On 5 August 1918, West Point was transferred to the U.S. Navy for World War I service. Assigned the naval registry identification number 3254, she was commissioned on 8 August 1918 as USS West Point (ID-3254) at Brooklyn, New York.

==Navy career==
Assigned to the Naval Overseas Transportation Service, West Point departed New York City on 21 August 1918 bound for France with a cargo of 6,884 tons of general United States Army supplies. Arriving at Brest, France, on 7 September 1918, she moved to Pauillac the same day to discharge her cargo.

Making a return voyage to the United States, she arrived at New York City on 23 October 1918, loaded 5,532 tons of general U.S. Army supplies and departed on 4 November 1918 for Le Verdon-sur-Mer, France. During the crossing, the signing of the armistice with Germany on 11 November 1918 ended the war.

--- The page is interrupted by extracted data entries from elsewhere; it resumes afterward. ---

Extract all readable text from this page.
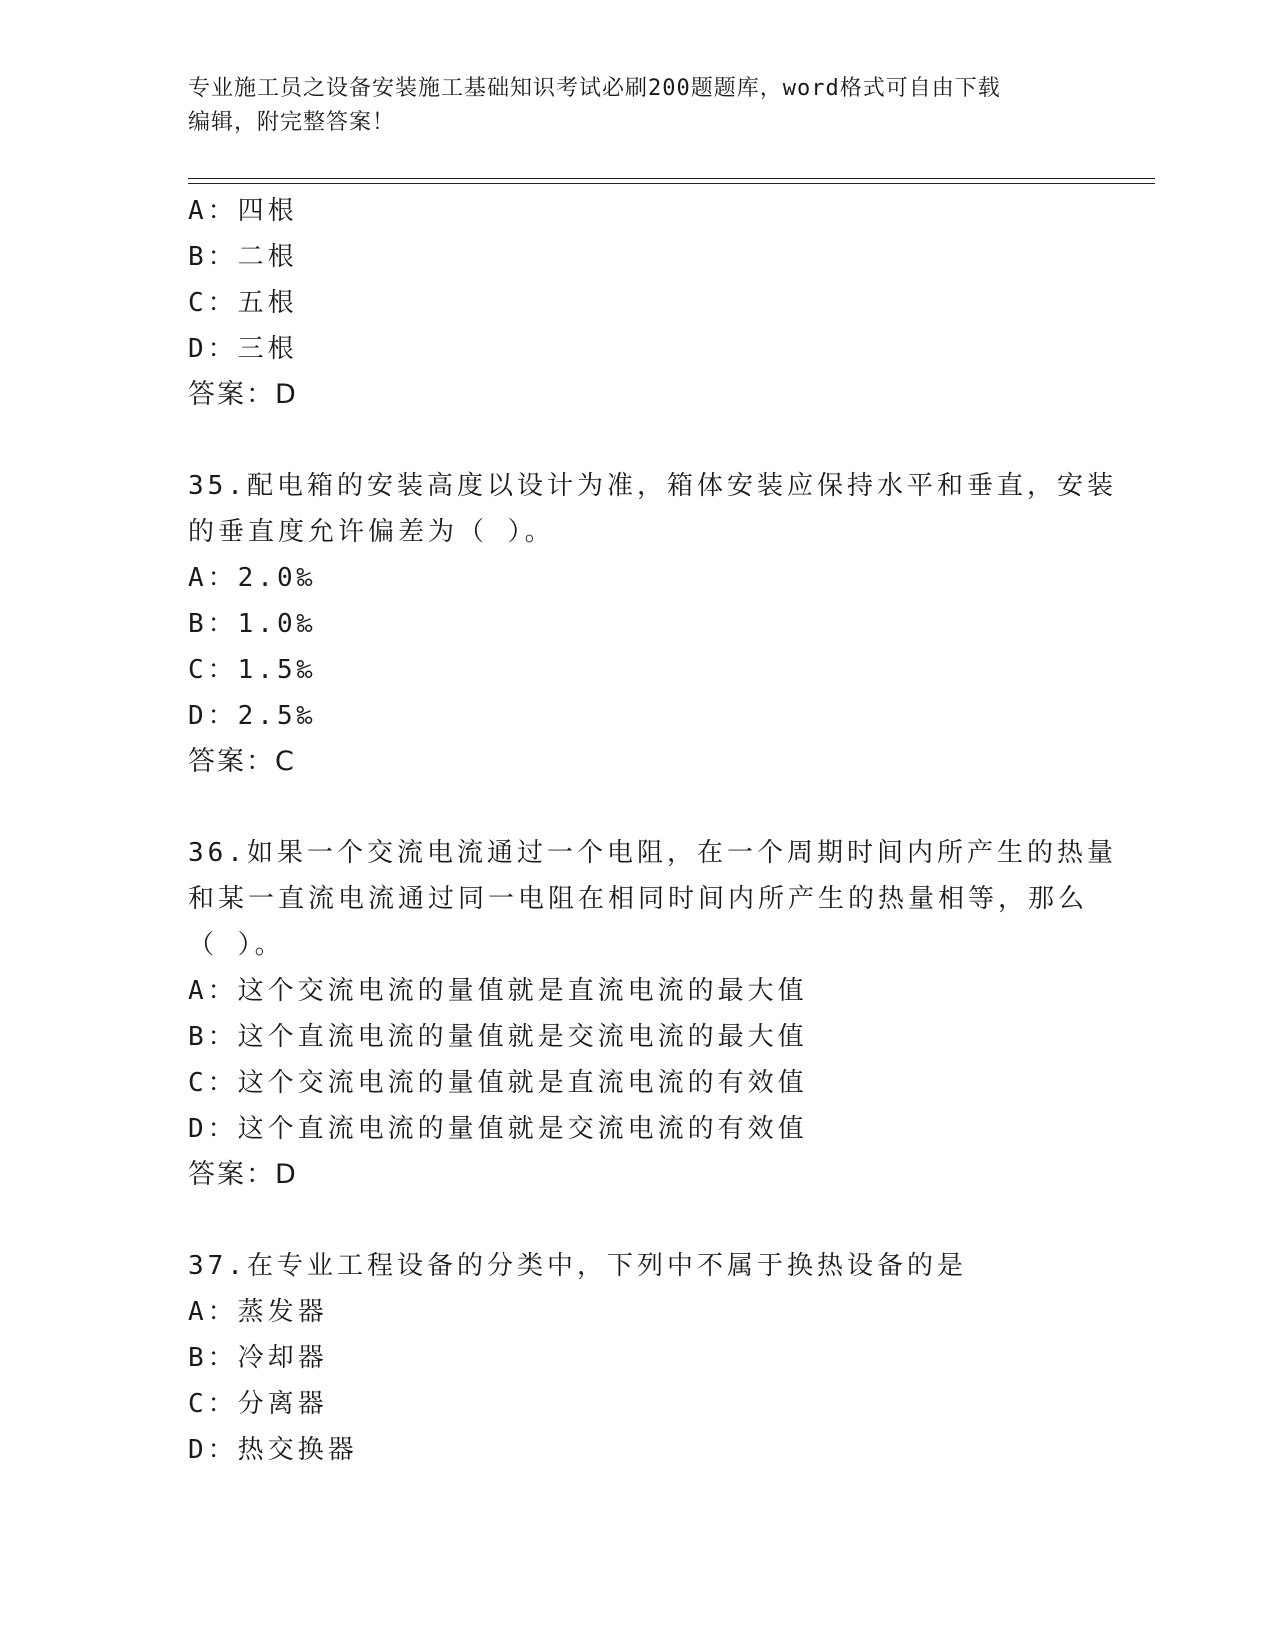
专业施工员之设备安装施工基础知识考试必刷200题题库，word格式可自由下载
编辑，附完整答案！
A：四根
B：二根
C：五根
D：三根
答案：D
35.配电箱的安装高度以设计为准，箱体安装应保持水平和垂直，安装
的垂直度允许偏差为（ ）。
A：2.0‰
B：1.0‰
C：1.5‰
D：2.5‰
答案：C
36.如果一个交流电流通过一个电阻，在一个周期时间内所产生的热量
和某一直流电流通过同一电阻在相同时间内所产生的热量相等，那么
（ ）。
A：这个交流电流的量值就是直流电流的最大值
B：这个直流电流的量值就是交流电流的最大值
C：这个交流电流的量值就是直流电流的有效值
D：这个直流电流的量值就是交流电流的有效值
答案：D
37.在专业工程设备的分类中，下列中不属于换热设备的是
A：蒸发器
B：冷却器
C：分离器
D：热交换器
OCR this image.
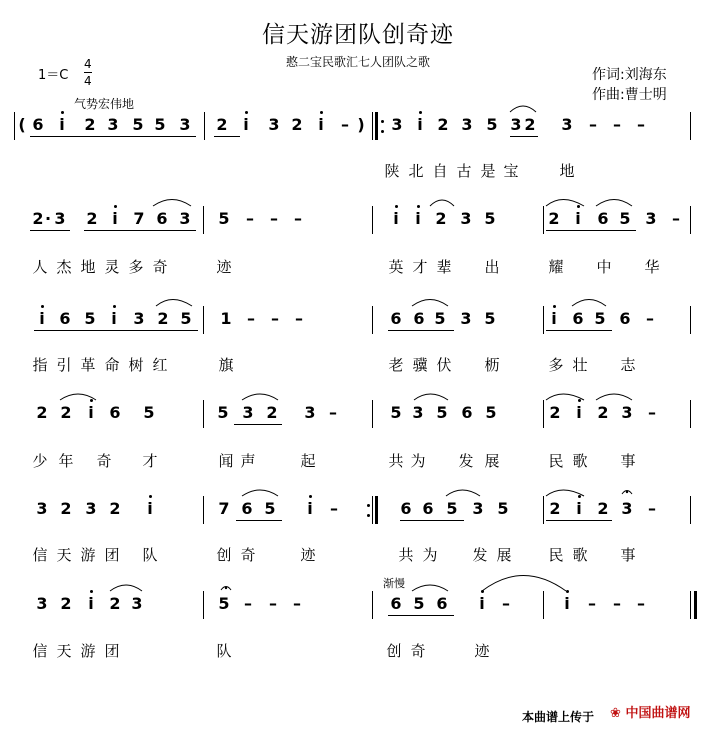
信天游团队创奇迹
憨二宝民歌汇七人团队之歌
$1=C \frac{4}{4}$
气势宏伟地
作词:刘海东
作曲:曹士明
渐慢
( 6 i 2 3 5 5 3 2 i 3 2 i – ) 3 i 2 3 5 3 2 3 – – –
陕 北 自 古 是 宝	地
2 · 3 2 i 7 6 3 5 – – –	i i 2 3 5	2 i 6 5 3 –
人 杰 地 灵 多 奇	迹	英 才 辈 出	耀 中 华
i 6 5 i 3 2 5 1 – – –	6 6 5 3 5	i 6 5 6 –
指 引 革 命 树 红	旗	老 骥 伏 枥	多 壮 志
2 2 i 6 5	5 3 2 3 –	5 3 5 6 5	2 i 2 3 –
少 年 奇 才	闻 声	起	共 为 发 展	民 歌 事
3 2 3 2 i	7 6 5 i –	6 6 5 3 5	2 i 2 3 –
信 天 游 团 队	创 奇	迹	共 为 发 展 民 歌 事
3 2 i 2 3	5 – – –	6 5 6 i –	i – – –
信 天 游 团	队	创 奇	迹
本曲谱上传于 ❀ 中国曲谱网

Arriving at Le Verdon-sur-Mer on 23 November 1918, West Point unloaded and headed for the United States East Coast on 6 December 1918. She subsequently made one more voyage with cargo for Europe, departing Boston, Massachusetts, on 18 January 1919, unloading her cargo from 2 to 12 February 1919 at Brest, taking on 1,620 tons of steel rails, and reaching Newport News, Virginia, on 13 March 1919. Soon thereafter, she departed Newport News for Boston.

==Decommissioning and disposal==

West Point was decommissioned at Boston on 24 April 1919 and was transferred back to the U.S. Shipping Board as SS West Point. She was scrapped in Hamburg, Germany in 1938.